No obstante el milagro se produjo. Y nos enamoramos como nunca creí que un par de críos podían enamorarse. Juntos descubrimos la ternura de los besos en la fila de los cocheros, en ese mismo teatro Portales, los domingos en la matinée. Los besos apurados camino a su casa, los besos a la primera ocasión que se presentara, los besos que tienen un sabor inigualable cuando son prohibidos, los besos que aún recuerdo, hoy o ayer, sentado en un banco de la Plaza de Armas de Quillota, esperanzado de verla pasar, de mirarla una vez más, antes de partir en busca de mi Cosmos, lejos del cerro Mayaca.
Los amores de juventud son generalmente melodramáticos. Siempre terminan mal. Me corretearon: Chino y pobre, más encima. “¿Han visto la cara de caliente que tiene ese chiquillo de mierda?”, decía su familia. Los chiquillos envidiosos, por cierto, aumentaban mis defectos de capitalino.
Un día me dijo hasta aquí nada más llegamos. A esa edad, ella no estaba para mayores compromisos ni para que le hicieran la vida imposible en su casa.
Sufrí durante años, no lo miento. A veces, cuando cualquier objeto, palabra o imagen me hacían recordarla, notaba no sin asombro que la amaría eternamente.

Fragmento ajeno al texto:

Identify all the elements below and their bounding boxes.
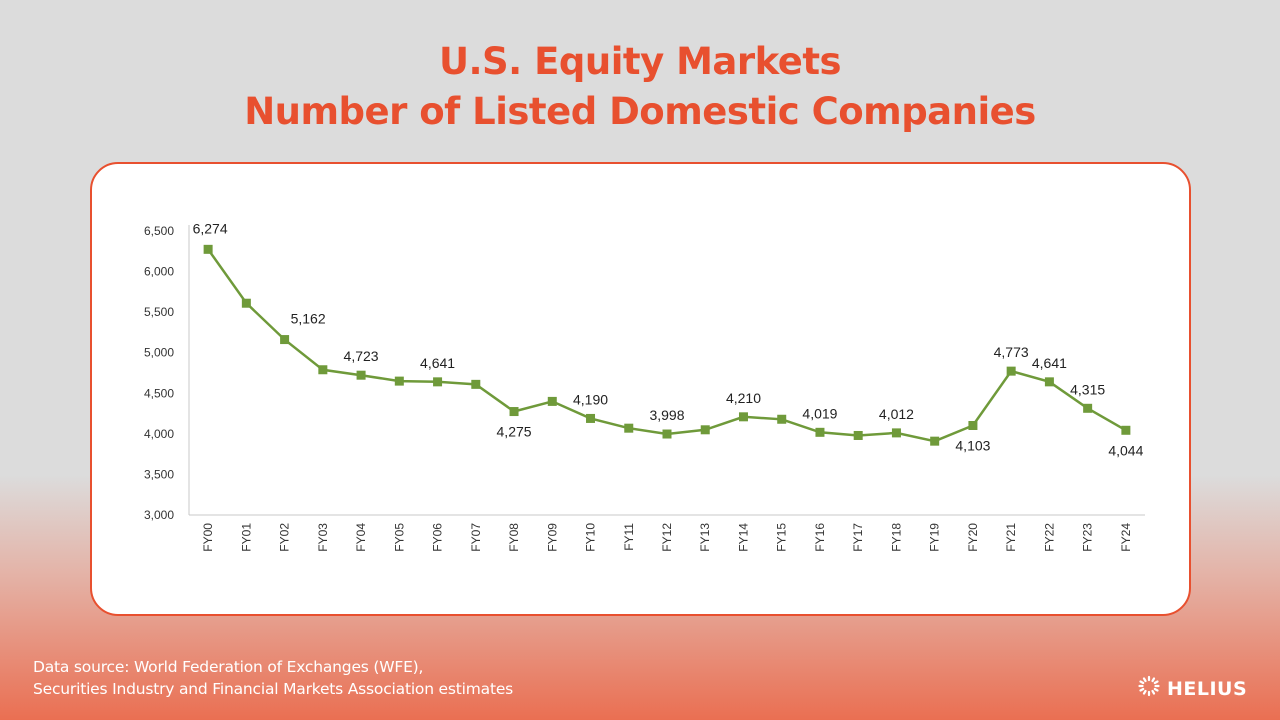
x-tick-label: FY18 (889, 523, 903, 552)
data-label: 6,274 (193, 220, 228, 236)
x-tick-label: FY04 (354, 523, 368, 552)
x-tick-label: FY05 (392, 523, 406, 552)
x-tick-label: FY10 (584, 523, 598, 552)
x-tick-label: FY14 (736, 523, 750, 552)
x-tick-label: FY01 (239, 523, 253, 552)
data-point (433, 377, 443, 387)
line-chart: 3,000 3,500 4,000 4,500 5,000 5,500 6,000 6,500… (144, 220, 1145, 552)
y-tick-label: 5,000 (144, 346, 174, 360)
data-point (471, 379, 481, 389)
data-point (394, 376, 404, 386)
page-subtitle: Number of Listed Domestic Companies (244, 90, 1036, 133)
data-label: 4,103 (955, 437, 990, 453)
data-point (777, 414, 787, 424)
data-label: 4,315 (1070, 381, 1105, 397)
data-source-line-1: Data source: World Federation of Exchang… (33, 658, 424, 676)
data-label: 4,641 (1032, 355, 1067, 371)
data-point (853, 430, 863, 440)
x-tick-label: FY16 (813, 523, 827, 552)
data-point (891, 428, 901, 438)
y-tick-label: 5,500 (144, 305, 174, 319)
x-tick-label: FY20 (966, 523, 980, 552)
data-label: 4,275 (497, 424, 532, 440)
data-point (547, 396, 557, 406)
y-tick-label: 4,000 (144, 427, 174, 441)
data-point (586, 413, 596, 423)
brand-name: HELIUS (1167, 677, 1248, 700)
data-source-line-2: Securities Industry and Financial Market… (33, 680, 514, 698)
data-point (738, 412, 748, 422)
data-label: 4,210 (726, 390, 761, 406)
x-tick-label: FY08 (507, 523, 521, 552)
x-tick-label: FY03 (316, 523, 330, 552)
data-point (1121, 425, 1131, 435)
x-tick-label: FY09 (545, 523, 559, 552)
data-point (241, 298, 251, 308)
x-tick-label: FY00 (201, 523, 215, 552)
data-label: 4,012 (879, 406, 914, 422)
x-tick-label: FY15 (775, 523, 789, 552)
x-tick-label: FY06 (431, 523, 445, 552)
chart-card: 3,000 3,500 4,000 4,500 5,000 5,500 6,000 6,500… (90, 162, 1191, 616)
x-tick-label: FY11 (622, 523, 636, 551)
x-tick-label: FY17 (851, 523, 865, 552)
data-point (280, 335, 290, 345)
data-label: 4,641 (420, 355, 455, 371)
x-tick-label: FY07 (469, 523, 483, 552)
y-tick-label: 3,000 (144, 508, 174, 522)
data-label: 4,019 (802, 405, 837, 421)
data-label: 5,162 (291, 311, 326, 327)
data-point (662, 429, 672, 439)
x-tick-label: FY21 (1004, 523, 1018, 552)
data-point (203, 244, 213, 254)
data-source-note: Data source: World Federation of Exchang… (33, 656, 513, 700)
data-point (700, 425, 710, 435)
helius-logo-icon (1137, 674, 1161, 703)
x-tick-label: FY13 (698, 523, 712, 552)
data-point (356, 370, 366, 380)
page-title: U.S. Equity Markets (438, 40, 842, 83)
data-point (1044, 377, 1054, 387)
y-tick-label: 6,500 (144, 224, 174, 238)
data-point (930, 436, 940, 446)
y-tick-label: 6,000 (144, 265, 174, 279)
data-label: 4,773 (994, 344, 1029, 360)
x-tick-label: FY02 (278, 523, 292, 552)
data-point (624, 423, 634, 433)
x-tick-label: FY19 (928, 523, 942, 552)
x-tick-label: FY24 (1119, 523, 1133, 552)
data-point (318, 365, 328, 375)
data-label: 4,044 (1108, 442, 1143, 458)
x-tick-label: FY23 (1081, 523, 1095, 552)
y-tick-label: 3,500 (144, 467, 174, 481)
brand-logo: HELIUS (1137, 674, 1247, 703)
y-tick-label: 4,500 (144, 386, 174, 400)
data-point (968, 420, 978, 430)
data-point (815, 427, 825, 437)
x-tick-label: FY22 (1042, 523, 1056, 552)
x-tick-label: FY12 (660, 523, 674, 552)
data-label: 4,723 (344, 348, 379, 364)
data-point (509, 407, 519, 417)
data-label: 3,998 (649, 407, 684, 423)
data-point (1006, 366, 1016, 376)
data-label: 4,190 (573, 391, 608, 407)
data-point (1083, 403, 1093, 413)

En mi viaje a Chile, no la vi pasar. Estoy convencido que íntimamente era mi deseo más profundo. Me pregunto si nos habríamos reconocido mutuamente si la ocasión se hubiese presentado. Yo creo que sí: un amor de esa naturaleza no envejece los rostros ni los cuerpos a pesar de los años.
Después amé nuevamente y con igual intensidad. Sigo amando con igual fuerza. Más ese amor de chiquillo, me habrá marcado para el resto de mis días.
De regreso a Ys, doce mil kilómetros de Chile, una tarde, cuando el sol se escondía en el horizonte, observando la mar que se confundía con el cielo luego de la lluvia de otoño, la vi pasar. No fue en Quillota donde esperaba encontrarla, verla pasar, al menos. En Ys, aquí donde fijé mi residencia en la Tierra, el milagro se produjo. Grité con todas mis fuerzas para que escuchara sobre el ruido de las olas que rompían sobre los roqueríos de la Pointe du Raz: “¡Leonor! ¡Leonor...!”.
Leonor me escuchó y dio vuelta su cabeza y pude apreciar su rostro de niña. Me sonrío y siguió su camino colgada al brazo de mi juventud que nunca la ha abandonado.